Normalized as online dating is, it’s still not our ideal route to love. We’re happy to do it, but a part of us would prefer that it didn’t work — that we didn’t find our forever person on the app. We don’t want to tell our future children that we met online. We might be digital debutantes, but we’d prefer some other narrative for how we retire from the dating scene, something a bit more Hollywood. We yearn for the serendipity that we think romance involves. The chance meeting. The you-could-have-just-missed-each-other — but-you-didn’t. The moment when your eyes met.

This moment loses its charm when you’ve both contemplated in advance whether you’d like to make eye contact at all. Still longing for real-world romance and enchanting encounters, we’re not eager to sign up for a future of exclusive digital dating.
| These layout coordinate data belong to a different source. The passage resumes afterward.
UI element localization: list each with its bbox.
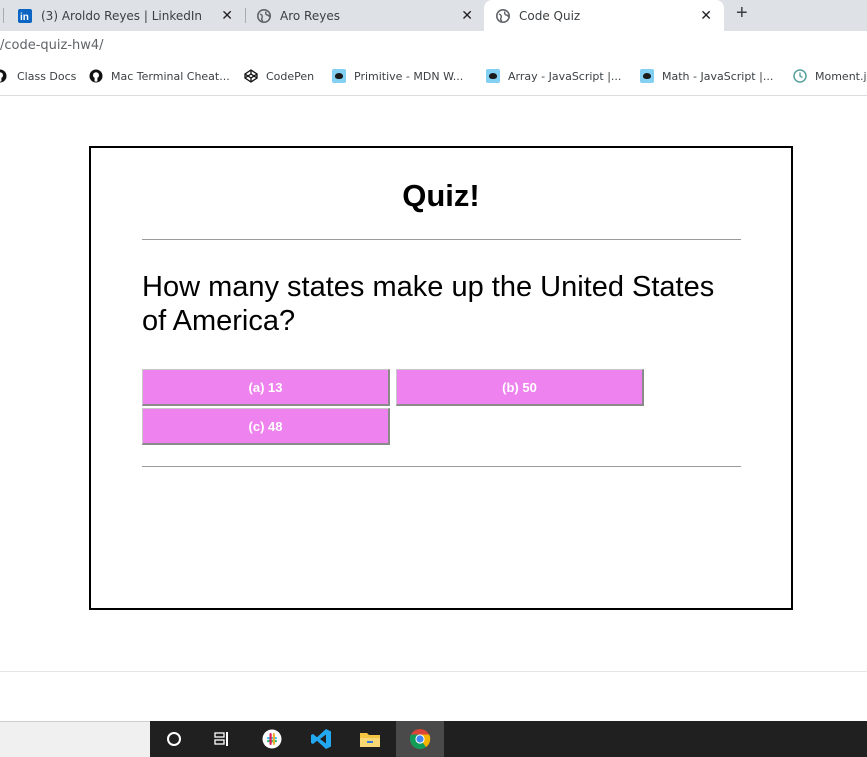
- tab-close-icon[interactable]: ✕: [700, 8, 712, 22]
- bookmark-label: CodePen: [266, 69, 315, 83]
- windows-taskbar: [150, 721, 867, 757]
- linkedin-icon: in: [18, 8, 32, 23]
- bookmark-momentjs[interactable]: Moment.js: [793, 69, 867, 83]
- clock-icon: [793, 69, 807, 83]
- task-view-icon[interactable]: [198, 721, 246, 757]
- mdn-icon: [640, 69, 654, 83]
- quiz-card: Quiz! How many states make up the United…: [89, 146, 793, 610]
- globe-icon: [257, 8, 271, 23]
- github-icon: [89, 69, 103, 83]
- new-tab-button[interactable]: +: [736, 2, 748, 25]
- tab-close-icon[interactable]: ✕: [221, 8, 233, 22]
- bookmark-label: Mac Terminal Cheat...: [111, 69, 230, 83]
- tab-linkedin[interactable]: in (3) Aroldo Reyes | LinkedIn ✕: [18, 0, 243, 31]
- file-explorer-icon[interactable]: [346, 721, 394, 757]
- bookmark-math-mdn[interactable]: Math - JavaScript |...: [640, 69, 773, 83]
- tab-aro-reyes[interactable]: Aro Reyes ✕: [257, 0, 483, 31]
- question-text: How many states make up the United State…: [142, 271, 715, 337]
- search-icon[interactable]: [150, 721, 198, 757]
- bookmark-mac-terminal[interactable]: Mac Terminal Cheat...: [89, 69, 230, 83]
- bookmark-primitive-mdn[interactable]: Primitive - MDN W...: [332, 69, 463, 83]
- bookmark-class-docs[interactable]: Class Docs: [0, 69, 76, 83]
- bookmark-label: Array - JavaScript |...: [508, 69, 622, 83]
- svg-text:in: in: [20, 12, 29, 23]
- bookmark-array-mdn[interactable]: Array - JavaScript |...: [486, 69, 621, 83]
- tab-separator: [3, 8, 4, 23]
- quiz-title: Quiz!: [402, 178, 480, 213]
- bookmark-label: Primitive - MDN W...: [354, 69, 464, 83]
- divider-top: [142, 239, 741, 240]
- browser-tab-strip: in (3) Aroldo Reyes | LinkedIn ✕ Aro Rey…: [0, 0, 867, 31]
- answer-button-b[interactable]: (b) 50: [396, 369, 644, 406]
- taskbar-search-area[interactable]: [0, 721, 150, 757]
- bookmark-label: Class Docs: [17, 69, 77, 83]
- chrome-icon[interactable]: [396, 721, 444, 757]
- mdn-icon: [332, 69, 346, 83]
- slack-icon[interactable]: [248, 721, 296, 757]
- tab-separator: [245, 8, 246, 23]
- bookmark-codepen[interactable]: CodePen: [244, 69, 314, 83]
- tab-close-icon[interactable]: ✕: [461, 8, 473, 22]
- github-icon: [0, 69, 7, 83]
- tab-title: Code Quiz: [519, 8, 581, 23]
- mdn-icon: [486, 69, 500, 83]
- codepen-icon: [244, 69, 258, 83]
- globe-icon: [496, 8, 510, 23]
- address-bar[interactable]: /code-quiz-hw4/: [0, 31, 867, 61]
- bookmark-label: Moment.js: [815, 69, 867, 83]
- url-text[interactable]: /code-quiz-hw4/: [0, 38, 104, 53]
- divider-bottom: [142, 466, 741, 467]
- page-footer-divider: [0, 671, 867, 672]
- tab-title: (3) Aroldo Reyes | LinkedIn: [41, 8, 203, 23]
- tab-code-quiz[interactable]: Code Quiz ✕: [484, 0, 724, 31]
- bookmarks-bar: Class Docs Mac Terminal Cheat... CodePen…: [0, 61, 867, 96]
- answer-button-c[interactable]: (c) 48: [142, 408, 390, 445]
- bookmark-label: Math - JavaScript |...: [662, 69, 774, 83]
- answer-button-a[interactable]: (a) 13: [142, 369, 390, 406]
- vscode-icon[interactable]: [297, 721, 345, 757]
- tab-title: Aro Reyes: [280, 8, 340, 23]
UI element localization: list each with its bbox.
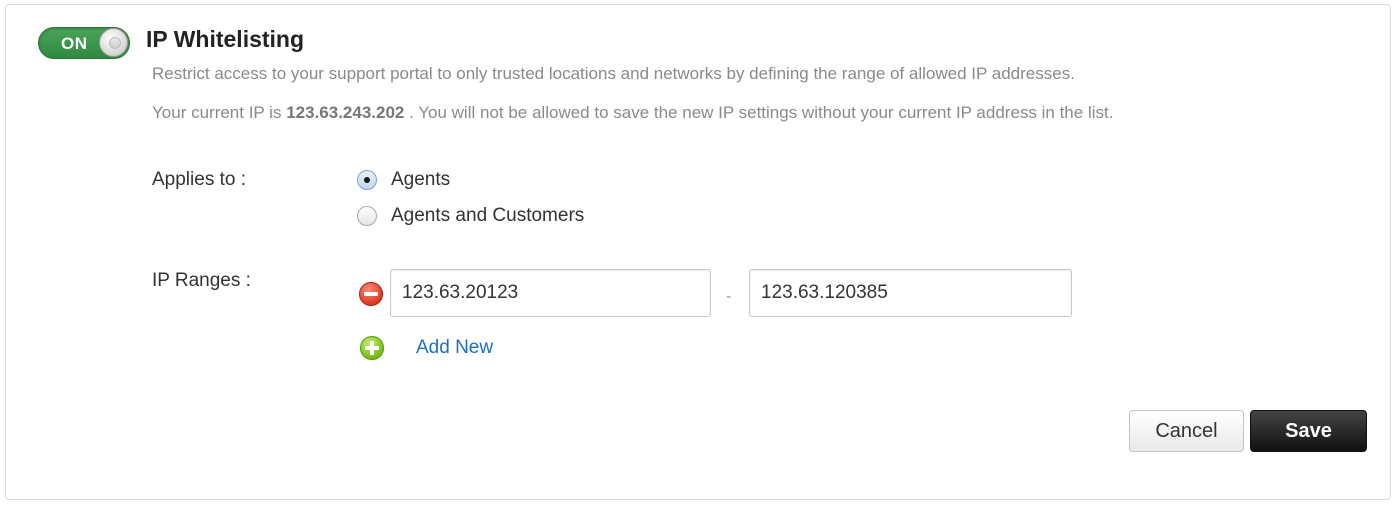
add-new-link[interactable]: Add New [416, 337, 493, 359]
plus-circle-icon[interactable] [360, 336, 384, 360]
description-text: Restrict access to your support portal t… [152, 64, 1075, 83]
current-ip-suffix: . You will not be allowed to save the ne… [409, 103, 1114, 122]
range-separator: - [726, 288, 732, 305]
current-ip-notice: Your current IP is 123.63.243.202 . You … [152, 103, 1113, 123]
current-ip-value: 123.63.243.202 [286, 103, 405, 122]
radio-button-agents-and-customers[interactable] [357, 206, 377, 226]
ip-ranges-label: IP Ranges : [152, 270, 251, 291]
cancel-button[interactable]: Cancel [1129, 410, 1244, 452]
applies-to-label: Applies to : [152, 169, 246, 190]
ip-range-to-input[interactable] [749, 269, 1072, 317]
save-button[interactable]: Save [1250, 410, 1367, 452]
page-title: IP Whitelisting [146, 26, 305, 52]
ip-range-from-input[interactable] [390, 269, 711, 317]
current-ip-prefix: Your current IP is [152, 103, 282, 122]
radio-label-agents-and-customers: Agents and Customers [391, 205, 585, 226]
minus-circle-icon[interactable] [359, 282, 383, 306]
enable-toggle[interactable]: ON [38, 27, 130, 59]
toggle-label: ON [61, 34, 88, 53]
toggle-knob[interactable] [99, 28, 128, 57]
radio-agents-and-customers[interactable]: Agents and Customers [357, 204, 584, 228]
radio-button-agents[interactable] [357, 170, 377, 190]
radio-agents[interactable]: Agents [357, 168, 450, 192]
radio-label-agents: Agents [391, 169, 451, 190]
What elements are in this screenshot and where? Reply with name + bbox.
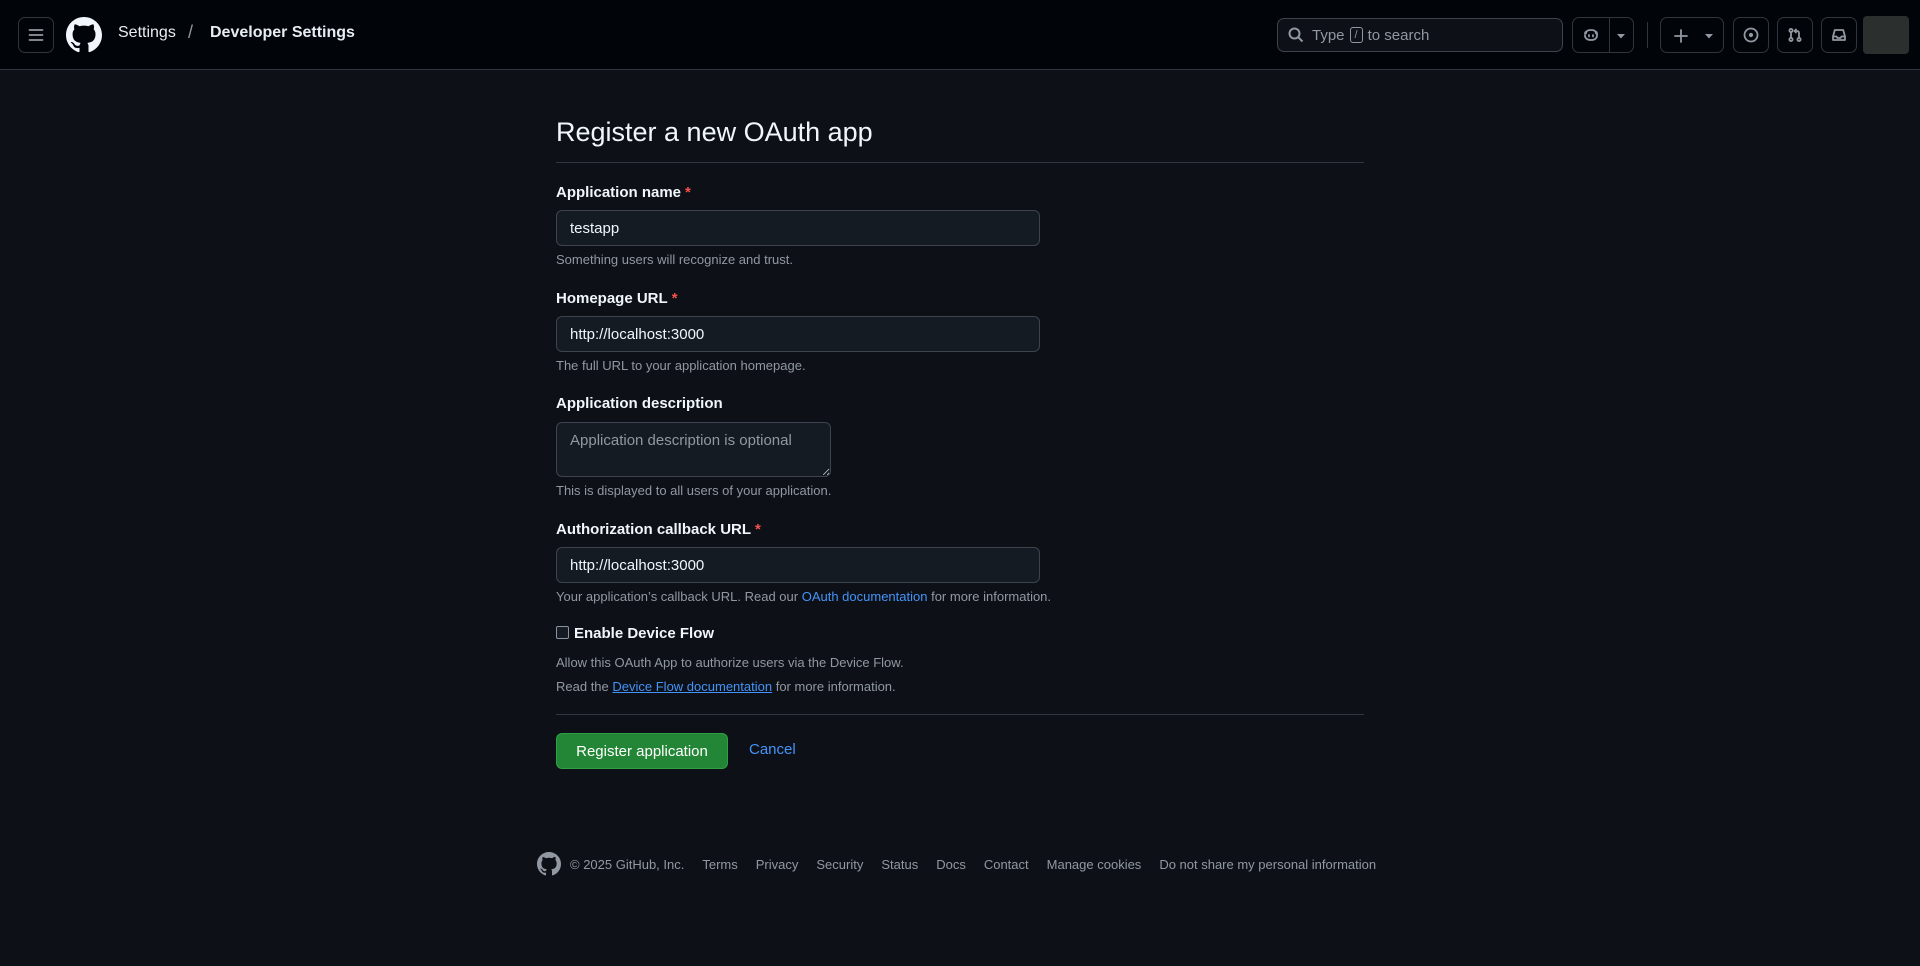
avatar[interactable] (1863, 16, 1909, 54)
enable-device-flow-label[interactable]: Enable Device Flow (574, 625, 714, 642)
top-header: Settings / Developer Settings Type / to … (0, 0, 1920, 70)
breadcrumb-settings[interactable]: Settings (118, 24, 176, 42)
footer-link-privacy[interactable]: Privacy (756, 857, 799, 872)
required-mark: * (685, 184, 691, 201)
app-name-help: Something users will recognize and trust… (556, 252, 794, 267)
github-logo[interactable] (537, 852, 561, 876)
footer-link-do-not-share[interactable]: Do not share my personal information (1159, 857, 1376, 872)
create-new-button[interactable] (1660, 17, 1724, 53)
device-flow-help: Allow this OAuth App to authorize users … (556, 655, 904, 670)
github-logo[interactable] (66, 17, 102, 53)
title-divider (556, 162, 1364, 163)
homepage-url-input[interactable] (556, 316, 1040, 352)
search-shortcut-key: / (1349, 27, 1363, 43)
breadcrumb-developer-settings[interactable]: Developer Settings (210, 24, 355, 42)
footer: © 2025 GitHub, Inc. Terms Privacy Securi… (537, 851, 1394, 877)
pull-requests-button[interactable] (1777, 17, 1813, 53)
enable-device-flow-checkbox[interactable] (556, 626, 569, 639)
inbox-icon (1832, 29, 1846, 41)
homepage-url-label: Homepage URL * (556, 290, 678, 307)
footer-link-terms[interactable]: Terms (702, 857, 737, 872)
description-help: This is displayed to all users of your a… (556, 483, 832, 498)
description-textarea[interactable] (556, 422, 831, 477)
callback-url-label: Authorization callback URL * (556, 521, 761, 538)
callback-url-help: Your application’s callback URL. Read ou… (556, 589, 1052, 604)
cancel-link[interactable]: Cancel (749, 741, 796, 758)
homepage-url-help: The full URL to your application homepag… (556, 358, 806, 373)
search-icon (1288, 27, 1304, 43)
footer-link-contact[interactable]: Contact (984, 857, 1029, 872)
chevron-down-icon (1705, 34, 1713, 39)
callback-url-input[interactable] (556, 547, 1040, 583)
footer-link-security[interactable]: Security (816, 857, 863, 872)
footer-link-docs[interactable]: Docs (936, 857, 966, 872)
search-input[interactable]: Type / to search (1277, 18, 1563, 52)
footer-link-status[interactable]: Status (881, 857, 918, 872)
register-application-button[interactable]: Register application (556, 733, 728, 769)
form-actions-divider (556, 714, 1364, 715)
issue-icon (1743, 27, 1759, 43)
device-flow-doc-note: Read the Device Flow documentation for m… (556, 679, 896, 694)
issues-button[interactable] (1733, 17, 1769, 53)
pull-request-icon (1788, 27, 1802, 42)
plus-icon (1674, 29, 1688, 43)
oauth-documentation-link[interactable]: OAuth documentation (802, 589, 928, 604)
footer-link-manage-cookies[interactable]: Manage cookies (1047, 857, 1142, 872)
copilot-divider (1609, 18, 1610, 52)
search-suffix: to search (1367, 26, 1430, 44)
app-name-label: Application name * (556, 184, 691, 201)
inbox-button[interactable] (1821, 17, 1857, 53)
description-label: Application description (556, 395, 723, 412)
copilot-icon (1584, 29, 1598, 41)
footer-copyright: © 2025 GitHub, Inc. (570, 856, 685, 872)
copilot-button[interactable] (1572, 17, 1634, 53)
breadcrumb-separator: / (188, 22, 194, 42)
chevron-down-icon[interactable] (1615, 32, 1627, 40)
required-mark: * (755, 521, 761, 538)
search-prefix: Type (1312, 26, 1345, 44)
required-mark: * (671, 290, 678, 307)
device-flow-documentation-link[interactable]: Device Flow documentation (612, 679, 772, 694)
menu-icon (28, 29, 44, 41)
app-name-input[interactable] (556, 210, 1040, 246)
page-title: Register a new OAuth app (556, 117, 873, 147)
header-divider (1647, 22, 1648, 48)
menu-button[interactable] (18, 17, 54, 53)
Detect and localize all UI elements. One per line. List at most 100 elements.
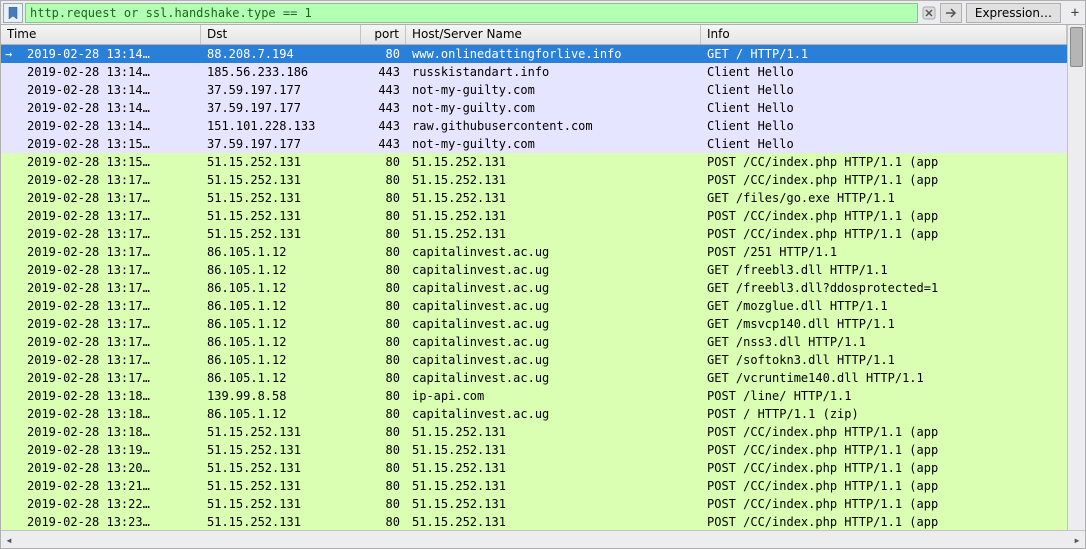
table-row[interactable]: →2019-02-28 13:17…86.105.1.1280capitalin… bbox=[1, 261, 1067, 279]
cell-info: GET /nss3.dll HTTP/1.1 bbox=[701, 333, 1067, 351]
cell-port: 80 bbox=[361, 495, 406, 513]
cell-time: 2019-02-28 13:18… bbox=[1, 405, 201, 423]
table-row[interactable]: →2019-02-28 13:18…86.105.1.1280capitalin… bbox=[1, 405, 1067, 423]
cell-dst: 86.105.1.12 bbox=[201, 243, 361, 261]
cell-dst: 86.105.1.12 bbox=[201, 279, 361, 297]
table-row[interactable]: →2019-02-28 13:22…51.15.252.1318051.15.2… bbox=[1, 495, 1067, 513]
column-header-dst[interactable]: Dst bbox=[201, 25, 361, 44]
cell-port: 80 bbox=[361, 207, 406, 225]
table-row[interactable]: →2019-02-28 13:18…51.15.252.1318051.15.2… bbox=[1, 423, 1067, 441]
table-row[interactable]: →2019-02-28 13:15…51.15.252.1318051.15.2… bbox=[1, 153, 1067, 171]
cell-time: 2019-02-28 13:17… bbox=[1, 351, 201, 369]
cell-dst: 37.59.197.177 bbox=[201, 135, 361, 153]
table-row[interactable]: →2019-02-28 13:14…151.101.228.133443raw.… bbox=[1, 117, 1067, 135]
cell-time: 2019-02-28 13:20… bbox=[1, 459, 201, 477]
table-row[interactable]: →2019-02-28 13:23…51.15.252.1318051.15.2… bbox=[1, 513, 1067, 530]
current-row-arrow-icon: → bbox=[5, 45, 12, 63]
table-row[interactable]: →2019-02-28 13:17…51.15.252.1318051.15.2… bbox=[1, 171, 1067, 189]
cell-port: 443 bbox=[361, 135, 406, 153]
horizontal-scrollbar-track[interactable] bbox=[17, 534, 1069, 546]
cell-host: capitalinvest.ac.ug bbox=[406, 369, 701, 387]
cell-port: 80 bbox=[361, 459, 406, 477]
cell-time: 2019-02-28 13:17… bbox=[1, 171, 201, 189]
cell-port: 80 bbox=[361, 225, 406, 243]
column-header-port[interactable]: port bbox=[361, 25, 406, 44]
cell-info: GET / HTTP/1.1 bbox=[701, 45, 1067, 63]
cell-info: POST /CC/index.php HTTP/1.1 (app bbox=[701, 207, 1067, 225]
cell-info: Client Hello bbox=[701, 63, 1067, 81]
table-row[interactable]: →2019-02-28 13:17…86.105.1.1280capitalin… bbox=[1, 351, 1067, 369]
cell-dst: 37.59.197.177 bbox=[201, 99, 361, 117]
scroll-left-button[interactable]: ◂ bbox=[1, 533, 17, 547]
table-row[interactable]: →2019-02-28 13:14…185.56.233.186443russk… bbox=[1, 63, 1067, 81]
table-row[interactable]: →2019-02-28 13:17…51.15.252.1318051.15.2… bbox=[1, 225, 1067, 243]
table-row[interactable]: →2019-02-28 13:14…37.59.197.177443not-my… bbox=[1, 81, 1067, 99]
cell-host: capitalinvest.ac.ug bbox=[406, 297, 701, 315]
vertical-scrollbar-thumb[interactable] bbox=[1070, 27, 1083, 67]
scroll-right-button[interactable]: ▸ bbox=[1069, 533, 1085, 547]
cell-time: 2019-02-28 13:18… bbox=[1, 387, 201, 405]
cell-dst: 86.105.1.12 bbox=[201, 351, 361, 369]
cell-time: 2019-02-28 13:17… bbox=[1, 261, 201, 279]
cell-info: GET /files/go.exe HTTP/1.1 bbox=[701, 189, 1067, 207]
cell-host: not-my-guilty.com bbox=[406, 99, 701, 117]
cell-dst: 51.15.252.131 bbox=[201, 171, 361, 189]
cell-dst: 86.105.1.12 bbox=[201, 405, 361, 423]
cell-host: www.onlinedattingforlive.info bbox=[406, 45, 701, 63]
cell-info: POST /CC/index.php HTTP/1.1 (app bbox=[701, 171, 1067, 189]
table-row[interactable]: →2019-02-28 13:17…51.15.252.1318051.15.2… bbox=[1, 189, 1067, 207]
table-row[interactable]: →2019-02-28 13:17…51.15.252.1318051.15.2… bbox=[1, 207, 1067, 225]
cell-port: 80 bbox=[361, 387, 406, 405]
cell-info: Client Hello bbox=[701, 99, 1067, 117]
cell-time: 2019-02-28 13:15… bbox=[1, 135, 201, 153]
cell-port: 443 bbox=[361, 99, 406, 117]
cell-dst: 151.101.228.133 bbox=[201, 117, 361, 135]
table-row[interactable]: →2019-02-28 13:17…86.105.1.1280capitalin… bbox=[1, 279, 1067, 297]
cell-time: 2019-02-28 13:14… bbox=[1, 81, 201, 99]
cell-host: capitalinvest.ac.ug bbox=[406, 333, 701, 351]
column-header-time[interactable]: Time bbox=[1, 25, 201, 44]
cell-host: 51.15.252.131 bbox=[406, 189, 701, 207]
cell-info: POST /CC/index.php HTTP/1.1 (app bbox=[701, 513, 1067, 530]
horizontal-scrollbar[interactable]: ◂ ▸ bbox=[1, 530, 1085, 548]
vertical-scrollbar[interactable] bbox=[1067, 25, 1085, 530]
table-row[interactable]: →2019-02-28 13:18…139.99.8.5880ip-api.co… bbox=[1, 387, 1067, 405]
column-header-host[interactable]: Host/Server Name bbox=[406, 25, 701, 44]
cell-time: 2019-02-28 13:17… bbox=[1, 189, 201, 207]
column-header-info[interactable]: Info bbox=[701, 25, 1067, 44]
cell-time: 2019-02-28 13:14… bbox=[1, 117, 201, 135]
table-row[interactable]: →2019-02-28 13:15…37.59.197.177443not-my… bbox=[1, 135, 1067, 153]
cell-port: 80 bbox=[361, 279, 406, 297]
filter-bookmark-button[interactable] bbox=[3, 3, 23, 23]
clear-filter-button[interactable] bbox=[918, 3, 940, 23]
table-row[interactable]: →2019-02-28 13:14…37.59.197.177443not-my… bbox=[1, 99, 1067, 117]
packet-table: Time Dst port Host/Server Name Info →201… bbox=[1, 25, 1067, 530]
cell-port: 80 bbox=[361, 369, 406, 387]
cell-host: 51.15.252.131 bbox=[406, 513, 701, 530]
cell-dst: 51.15.252.131 bbox=[201, 423, 361, 441]
cell-port: 80 bbox=[361, 315, 406, 333]
table-row[interactable]: →2019-02-28 13:14…88.208.7.19480www.onli… bbox=[1, 45, 1067, 63]
table-row[interactable]: →2019-02-28 13:17…86.105.1.1280capitalin… bbox=[1, 243, 1067, 261]
expression-button[interactable]: Expression… bbox=[966, 3, 1061, 23]
table-row[interactable]: →2019-02-28 13:17…86.105.1.1280capitalin… bbox=[1, 315, 1067, 333]
cell-port: 80 bbox=[361, 513, 406, 530]
cell-info: GET /freebl3.dll?ddosprotected=1 bbox=[701, 279, 1067, 297]
display-filter-input[interactable] bbox=[25, 3, 918, 23]
cell-dst: 86.105.1.12 bbox=[201, 297, 361, 315]
cell-time: 2019-02-28 13:17… bbox=[1, 207, 201, 225]
table-row[interactable]: →2019-02-28 13:17…86.105.1.1280capitalin… bbox=[1, 333, 1067, 351]
cell-info: POST / HTTP/1.1 (zip) bbox=[701, 405, 1067, 423]
cell-dst: 51.15.252.131 bbox=[201, 459, 361, 477]
table-row[interactable]: →2019-02-28 13:19…51.15.252.1318051.15.2… bbox=[1, 441, 1067, 459]
add-filter-button[interactable]: + bbox=[1065, 3, 1085, 23]
apply-filter-button[interactable] bbox=[940, 3, 962, 23]
table-row[interactable]: →2019-02-28 13:17…86.105.1.1280capitalin… bbox=[1, 369, 1067, 387]
table-row[interactable]: →2019-02-28 13:20…51.15.252.1318051.15.2… bbox=[1, 459, 1067, 477]
column-headers: Time Dst port Host/Server Name Info bbox=[1, 25, 1067, 45]
table-row[interactable]: →2019-02-28 13:21…51.15.252.1318051.15.2… bbox=[1, 477, 1067, 495]
cell-info: POST /251 HTTP/1.1 bbox=[701, 243, 1067, 261]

We learned about the “meet cute” as kids raised on the remnants of 90s rom-coms, and we aren’t quite ready to let it go; such ideals remain with us and temper our faith in online dating.

And while we publish our profiles and start swiping, we sometimes worry: as the hunt for a mate online becomes more mainstream, will we be more afraid to chat up strangers off-screen? Are we getting lazier in the streets because we know there are thousands of potential matches at our digital disposal? Are our suitors hiding behind screens? And the most haunting thought of all: what if our the one isn’t on any app, and it’s all a waste of time? After all, how could our Mr Right engage in such unromantic gimmicks?

For the late bloomers of today, dating apps are an option that grew on us as we grew to maturity, allowing us to come out to the world through the internet— as digital debutantes. But the apps occupy little space in our romantic imaginations. We entered the dating world online but long for something to spark offline. We quietly hope Harry still meets Sally in a car ride to New York.